With her new friend Maudie, the daughter of a neighbor's
African-American maid, Tab builds "Fort Polio" in a kudzu vine
thicket where the two observe the transactions of the local
moonshine maker; Tab takes a dangerous fishing trip to make money
so Maudie can buy school supplies; and she gets caught up in the
less benevolent side of town life. Meanwhile, Tab's "intellectual"
mother doesn't get on with her mother-in-law or the locals. In
fact, Tab looks on as Mrs. Poovey, head of the prestigious Ladies
Help League that collects money for polio victims, humiliatingly
rejects her mother's application for membership. A neighbor dies
suddenly and John, her clever young son, a friend of Tab's, must
move in with relatives who don't appreciate his brilliance. And it
is Tab who discovers, when Mrs. Poovey suddenly leaves town, the
scandalous reason for her departure. But only when school starts,
and Maudie comes down with polio and is sent away, never to be seen
again, does Tab realize her childhood has ended.

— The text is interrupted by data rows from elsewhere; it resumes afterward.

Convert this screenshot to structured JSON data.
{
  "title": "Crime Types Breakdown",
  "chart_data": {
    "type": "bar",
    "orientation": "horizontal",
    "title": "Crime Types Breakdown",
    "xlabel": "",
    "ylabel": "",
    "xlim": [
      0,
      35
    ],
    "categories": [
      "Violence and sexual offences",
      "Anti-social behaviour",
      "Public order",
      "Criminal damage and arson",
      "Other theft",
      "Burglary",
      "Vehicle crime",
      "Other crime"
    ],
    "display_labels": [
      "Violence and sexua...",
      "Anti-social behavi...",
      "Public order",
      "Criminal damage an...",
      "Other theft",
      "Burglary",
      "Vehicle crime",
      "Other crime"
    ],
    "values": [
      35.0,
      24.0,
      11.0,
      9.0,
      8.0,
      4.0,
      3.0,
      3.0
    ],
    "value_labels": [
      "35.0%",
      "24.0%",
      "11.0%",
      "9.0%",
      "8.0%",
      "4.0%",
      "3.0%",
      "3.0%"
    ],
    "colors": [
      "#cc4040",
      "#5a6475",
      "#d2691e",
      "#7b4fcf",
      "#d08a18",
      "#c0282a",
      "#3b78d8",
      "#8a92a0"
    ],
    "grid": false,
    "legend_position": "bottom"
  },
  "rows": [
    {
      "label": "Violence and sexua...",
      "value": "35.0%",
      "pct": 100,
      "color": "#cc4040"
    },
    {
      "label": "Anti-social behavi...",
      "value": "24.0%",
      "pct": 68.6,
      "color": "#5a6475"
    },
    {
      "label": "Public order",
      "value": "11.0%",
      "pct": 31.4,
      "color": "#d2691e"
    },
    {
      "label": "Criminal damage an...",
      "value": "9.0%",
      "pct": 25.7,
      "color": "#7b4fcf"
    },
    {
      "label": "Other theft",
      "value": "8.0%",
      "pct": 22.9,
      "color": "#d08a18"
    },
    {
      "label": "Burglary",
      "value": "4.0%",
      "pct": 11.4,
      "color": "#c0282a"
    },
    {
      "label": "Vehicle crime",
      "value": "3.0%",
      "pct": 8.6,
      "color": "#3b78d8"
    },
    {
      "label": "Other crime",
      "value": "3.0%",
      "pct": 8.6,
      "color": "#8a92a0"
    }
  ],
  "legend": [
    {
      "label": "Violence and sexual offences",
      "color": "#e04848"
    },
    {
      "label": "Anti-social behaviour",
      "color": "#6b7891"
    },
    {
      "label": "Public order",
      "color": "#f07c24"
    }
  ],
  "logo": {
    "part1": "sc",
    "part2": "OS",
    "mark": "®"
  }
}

Despite some
unevenness, a coming-of-age story that deftly evokes a time of
blissfully ordinary comforts. (Kirkus Reviews)

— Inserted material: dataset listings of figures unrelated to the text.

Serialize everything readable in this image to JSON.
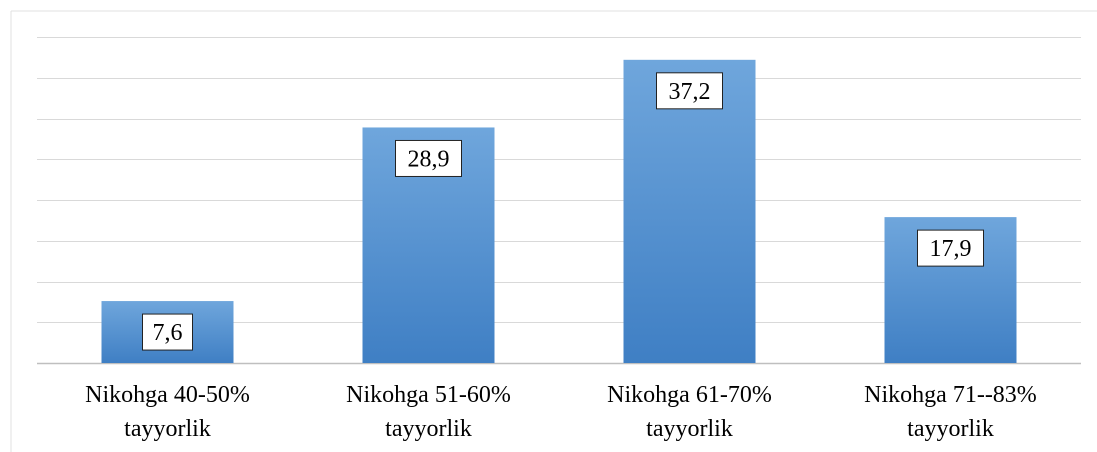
{
  "chart_data": {
    "type": "bar",
    "categories": [
      [
        "Nikohga 40-50%",
        "tayyorlik"
      ],
      [
        "Nikohga 51-60%",
        "tayyorlik"
      ],
      [
        "Nikohga 61-70%",
        "tayyorlik"
      ],
      [
        "Nikohga 71--83%",
        "tayyorlik"
      ]
    ],
    "values": [
      7.6,
      28.9,
      37.2,
      17.9
    ],
    "value_labels": [
      "7,6",
      "28,9",
      "37,2",
      "17,9"
    ],
    "ylim": [
      0,
      40
    ],
    "y_grid_step": 5,
    "grid": true,
    "y_axis_visible": false,
    "legend": "none",
    "colors": {
      "bar_top": "#6fa6dc",
      "bar_bottom": "#3f7fc4",
      "grid": "#d9d9d9",
      "axis": "#bfbfbf"
    }
  }
}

In an Alabama town in the early 1950s during the last polio summer before the Salk vaccine, ten-year-old Tabitha "Tab" Rutland is about to have the time of her life. Although movie theaters and pools have been closed to stem the epidemic, Tab, a tomboy with a passion for Roy Rogers, still seeks adventure with her best friend Maudie May, "the lightest brown colored person" she knows. Now as they meddle with the local bootlegger, Mr. Jake, row out on the Tennessee River to land the biggest catfish ever, and snoop into the town's darkest secrets, Tab sets out to be a hero...and comes of age in an unforgettable confrontation with human frailty, racial injustice, and the healing power of love.